Uma tradição sucessiva, como foi
mencionado, narra a morte de André em Patrasso, onde também ele sofreu o
suplício da crucifixão. Mas, naquele momento supremo, de modo análogo ao do
irmão Pedro, ele pediu para ser posto numa cruz diferente da de Jesus. No seu
caso tratou-se de uma cruz decussada, isto é, cruzada transversalmente
inclinada, que por isso foi chamada "cruz de Santo André". Eis o que
o Apóstolo dissera naquela ocasião, segundo uma antiga narração (início do
século VI) intitulada Paixão de André:
"Salve, ó Cruz, inaugurada por meio do corpo de Cristo e que se tornou
adorno dos seus membros, como se fossem pérolas preciosas. Antes que o Senhor
fosse elevado sobre ti, tu incutias um temor terreno.

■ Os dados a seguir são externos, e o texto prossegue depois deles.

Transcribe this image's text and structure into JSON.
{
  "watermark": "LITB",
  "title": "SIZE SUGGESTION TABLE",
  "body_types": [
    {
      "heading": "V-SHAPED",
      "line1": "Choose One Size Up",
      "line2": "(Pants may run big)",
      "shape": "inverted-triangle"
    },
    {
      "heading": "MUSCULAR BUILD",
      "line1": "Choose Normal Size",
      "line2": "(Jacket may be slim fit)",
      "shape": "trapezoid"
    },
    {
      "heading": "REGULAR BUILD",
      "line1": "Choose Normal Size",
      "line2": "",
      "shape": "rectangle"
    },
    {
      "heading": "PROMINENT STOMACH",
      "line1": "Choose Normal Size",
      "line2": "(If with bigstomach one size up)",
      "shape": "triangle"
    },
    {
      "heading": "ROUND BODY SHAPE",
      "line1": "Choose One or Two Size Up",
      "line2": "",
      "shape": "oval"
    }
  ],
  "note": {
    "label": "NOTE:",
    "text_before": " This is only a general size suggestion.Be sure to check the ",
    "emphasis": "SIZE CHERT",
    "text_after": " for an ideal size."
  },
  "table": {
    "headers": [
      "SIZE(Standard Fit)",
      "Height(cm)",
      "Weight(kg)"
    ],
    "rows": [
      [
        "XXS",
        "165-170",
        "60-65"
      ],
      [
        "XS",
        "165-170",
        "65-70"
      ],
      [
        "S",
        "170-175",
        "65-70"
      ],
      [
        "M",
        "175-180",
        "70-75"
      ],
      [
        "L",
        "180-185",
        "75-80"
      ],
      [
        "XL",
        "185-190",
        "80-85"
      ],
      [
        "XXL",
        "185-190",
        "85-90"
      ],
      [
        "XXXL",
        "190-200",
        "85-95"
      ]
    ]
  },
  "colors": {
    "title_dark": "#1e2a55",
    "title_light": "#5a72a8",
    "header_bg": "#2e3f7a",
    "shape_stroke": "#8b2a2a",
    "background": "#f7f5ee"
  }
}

Agora, ao contrário, dotada de um
amor celeste, és recebida como um dom. Os crentes sabem, a teu respeito, quanta
alegria possuis, quantos dons tens preparados. Portanto, certo e cheio de
alegria venho a ti, para que também tu me recebas exultante como discípulo
daquele que em ti foi suspenso... Ó Cruz bem-aventurada, que recebestes a
majestade e a beleza dos membros do Senhor!... Toma-me e leva-me para longe dos
homens e entrega-me ao meu Mestre, para que por teu intermédio me receba quem
por ti me redimiu. Salve, ó Cruz; sim, salve verdadeiramente!".
Como se vê, há aqui uma
profundíssima espiritualidade cristã, que vê na Cruz não tanto um instrumento
de tortura como, ao contrário, o meio incomparável de uma plena assimilação ao
Redentor, ao grão de trigo que caiu na terra. Nós devemos aprender disto uma
lição muito importante: as nossas cruzes adquirem valor se forem consideradas e
aceites como parte da cruz de Cristo, se forem alcançadas pelo reflexo da sua
luz. Só daquela Cruz também os nossos sofrimentos são nobilitados e adquirem o
seu verdadeiro sentido.
Portanto, o apóstolo André
ensina-nos a seguir Jesus com prontidão (cf. Mt 4,20; Mc 1,18), a
falar com entusiasmo d'Ele a quantos encontramos, e sobretudo a cultivar com
Ele um relacionamento de verdadeira familiaridade, bem conscientes de que só
n'Ele podemos encontrar o sentido último da nossa vida e da nossa morte.